The switch to LPG, also known as propane, is in response to the cost of gasoline, which has tripled since authorities ended a fuel subsidy in May.

Ayodeji said that powering his generator with cooking gas is less expensive.

"I was skeptical at first, so I said let me just give it a try because I am someone that, I'm not resistant to change. … With my experience so far with this one week, my fuel expenses have been cut by 50% for now, and with the gas I still have left, I'm very sure it will still cut up to 60%."

In 2013, Philip Obin started importing hybrid carburetors that converted gasoline generators to run on LPG. For years, demand was slow.

A decade later, however, his sales reached a new peak. He said that following the fuel subsidy removal, he sold more than 10,000 units in less than three weeks.

"The product is selling like wildfire, and that's because of the cost of petrol, which has moved from 190 or 180 to 550 or 540 per liter across Nigeria...We call them hybrid in the sense that it allows you to run either on petrol or cooking gas LPG," he said.

Obin said the switch is easy and simple to make.

"Essentially, you have to pull out the existing carburetor from your generator and install the hybrid carburetor, then you plug in the gas cylinder with your regulator, of course, and then you power up your generator, it's as simple as that,” he said.
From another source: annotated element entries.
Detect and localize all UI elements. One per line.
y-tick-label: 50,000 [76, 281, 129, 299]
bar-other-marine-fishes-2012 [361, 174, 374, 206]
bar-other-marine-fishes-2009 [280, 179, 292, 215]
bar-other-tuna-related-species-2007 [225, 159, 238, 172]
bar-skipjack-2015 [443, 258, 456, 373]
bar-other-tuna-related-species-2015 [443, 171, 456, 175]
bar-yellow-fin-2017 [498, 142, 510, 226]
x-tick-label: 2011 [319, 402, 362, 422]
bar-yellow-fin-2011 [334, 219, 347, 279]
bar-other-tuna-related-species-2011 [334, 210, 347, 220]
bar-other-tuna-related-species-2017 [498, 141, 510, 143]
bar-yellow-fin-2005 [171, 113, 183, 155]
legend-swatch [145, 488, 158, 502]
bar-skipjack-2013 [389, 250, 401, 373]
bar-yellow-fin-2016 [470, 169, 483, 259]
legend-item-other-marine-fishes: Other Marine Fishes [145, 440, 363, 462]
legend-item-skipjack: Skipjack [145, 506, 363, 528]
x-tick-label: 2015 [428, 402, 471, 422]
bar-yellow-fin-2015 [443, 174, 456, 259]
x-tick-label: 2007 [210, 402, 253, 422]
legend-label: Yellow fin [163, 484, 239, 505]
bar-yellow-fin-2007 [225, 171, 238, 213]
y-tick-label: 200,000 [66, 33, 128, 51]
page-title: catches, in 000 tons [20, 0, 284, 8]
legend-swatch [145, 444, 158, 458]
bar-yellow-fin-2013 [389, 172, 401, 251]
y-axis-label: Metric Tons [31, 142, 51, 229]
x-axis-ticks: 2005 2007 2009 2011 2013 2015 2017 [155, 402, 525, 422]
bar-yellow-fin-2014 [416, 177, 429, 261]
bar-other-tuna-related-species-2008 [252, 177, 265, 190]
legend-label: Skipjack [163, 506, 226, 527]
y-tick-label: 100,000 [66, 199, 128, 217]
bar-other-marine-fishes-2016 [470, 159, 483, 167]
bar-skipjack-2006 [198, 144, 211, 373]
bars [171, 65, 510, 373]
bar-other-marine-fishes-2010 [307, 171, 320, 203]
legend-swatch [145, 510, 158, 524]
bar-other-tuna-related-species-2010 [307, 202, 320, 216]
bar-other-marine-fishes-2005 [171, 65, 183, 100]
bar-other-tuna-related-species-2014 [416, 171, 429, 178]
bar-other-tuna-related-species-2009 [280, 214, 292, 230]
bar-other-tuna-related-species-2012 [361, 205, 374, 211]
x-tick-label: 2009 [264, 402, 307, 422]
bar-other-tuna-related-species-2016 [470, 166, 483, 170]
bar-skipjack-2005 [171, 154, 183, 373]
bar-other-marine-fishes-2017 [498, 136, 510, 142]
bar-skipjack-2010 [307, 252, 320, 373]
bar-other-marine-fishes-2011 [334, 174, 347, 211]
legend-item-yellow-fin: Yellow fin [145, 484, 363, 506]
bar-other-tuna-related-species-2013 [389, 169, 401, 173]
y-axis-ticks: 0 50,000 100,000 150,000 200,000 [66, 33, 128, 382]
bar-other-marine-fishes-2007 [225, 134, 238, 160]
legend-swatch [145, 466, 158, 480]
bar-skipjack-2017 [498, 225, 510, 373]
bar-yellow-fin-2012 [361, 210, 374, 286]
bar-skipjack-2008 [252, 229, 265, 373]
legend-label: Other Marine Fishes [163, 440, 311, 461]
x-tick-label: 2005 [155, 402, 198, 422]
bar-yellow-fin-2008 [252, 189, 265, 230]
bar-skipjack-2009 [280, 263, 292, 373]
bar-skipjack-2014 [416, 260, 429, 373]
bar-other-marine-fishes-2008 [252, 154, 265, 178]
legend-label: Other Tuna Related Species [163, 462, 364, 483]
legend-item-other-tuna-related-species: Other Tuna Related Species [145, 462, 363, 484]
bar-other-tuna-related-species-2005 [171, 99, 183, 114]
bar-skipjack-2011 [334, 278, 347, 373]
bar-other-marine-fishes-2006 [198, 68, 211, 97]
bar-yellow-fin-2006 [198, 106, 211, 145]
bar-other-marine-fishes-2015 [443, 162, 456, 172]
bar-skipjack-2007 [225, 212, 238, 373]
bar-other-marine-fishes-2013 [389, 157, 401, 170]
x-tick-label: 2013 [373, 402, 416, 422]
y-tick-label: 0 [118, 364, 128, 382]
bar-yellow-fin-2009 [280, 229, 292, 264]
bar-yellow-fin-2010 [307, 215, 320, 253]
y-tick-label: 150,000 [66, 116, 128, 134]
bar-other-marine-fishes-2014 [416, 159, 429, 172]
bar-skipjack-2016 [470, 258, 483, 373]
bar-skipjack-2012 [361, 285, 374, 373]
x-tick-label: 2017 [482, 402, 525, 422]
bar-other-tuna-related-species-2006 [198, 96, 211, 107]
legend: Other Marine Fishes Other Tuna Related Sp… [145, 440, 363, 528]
Some people are concerned about the safety of using cooking gas in generators that were originally designed to work with gasoline.

Obin said there has never been a single incident with the carburetor over the past decade.

"We've not had a single case of explosion arising from someone using our hybrid carburetor to run generators,” he said.

However, Chuks Edison, an Abuja-based electrical expert and generator repairman, recommends that people exercise caution during installation.

"If you must go into it, you must be very careful. Put so much measure in place, and make sure that your generator is in good condition, that it doesn't have some kind of leakage, or the plug head must be there because the plug head is the most important must keep your cylinder very far from the generator,” he said.

Authorities from Lagos State are also assessing the safety of the product.